Кунцевич заложил руки за спину и несколько минут ходил по комнате. Потом спросил Заблоцкого:
— Много ли народу из эсдэков вас знало?
— На сходках многие видели, а плотно я общался с тремя. Главный у них — Иван Капитоныч Иванюшенко, рабочий из имения «Отрадное», ну и двое его подручных — грузин Кахо, уж не знаю, как его по-нашему, и Оленька, фамилия у неё — Сорока, она сестрой милосердия в купальнях служит. Такой бутон, скажу я вам. — Шулер причмокнул губами. — Ну а уж рассказали они ещё кому про меня, или нет — не знаю.
— Понятно, — сыщик опять ненадолго задумался. — Сведения действительно ценные. Чего вы хотите взамен?

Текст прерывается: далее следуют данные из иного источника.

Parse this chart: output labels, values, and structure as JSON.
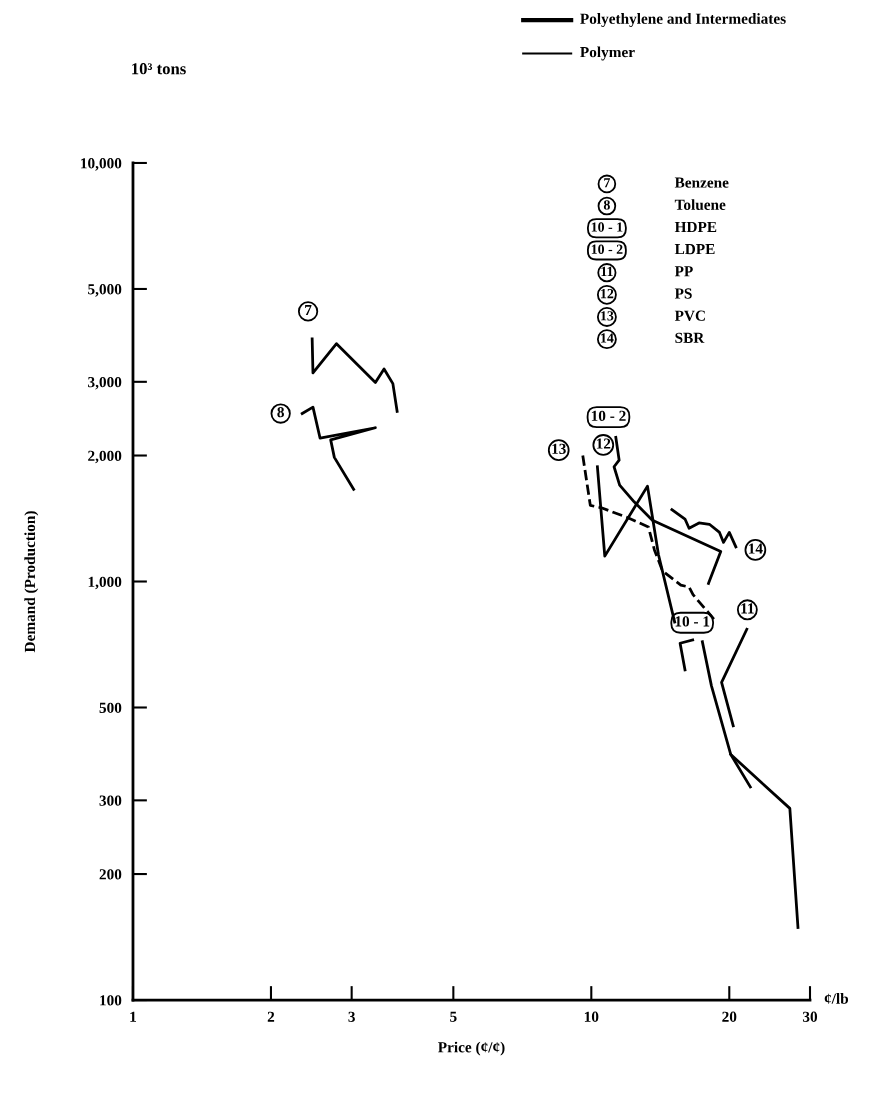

— Ещё недельку здесь побыть. Я играю аккуратно, сильно фраерам кровь не пускаю[86], мне б на билет до Питера заработать.
Кунцевич усмехнулся:
— Хорошо, отдыхайте. Но у меня будет условие — иногда я буду вас кое о чем спрашивать, а вы обещаете делиться со мной информасьон. По рукам?
— По рукам, куда мне деваться. Вы только приставу о нашем уговоре скажите, а то он мне велел до вечера отсюда смыться.
— Скажу, не переживайте.
Когда жулик ушёл, титулярный советник потребовал письменных принадлежностей, написал записку и отправил её нарочным участковому начальнику.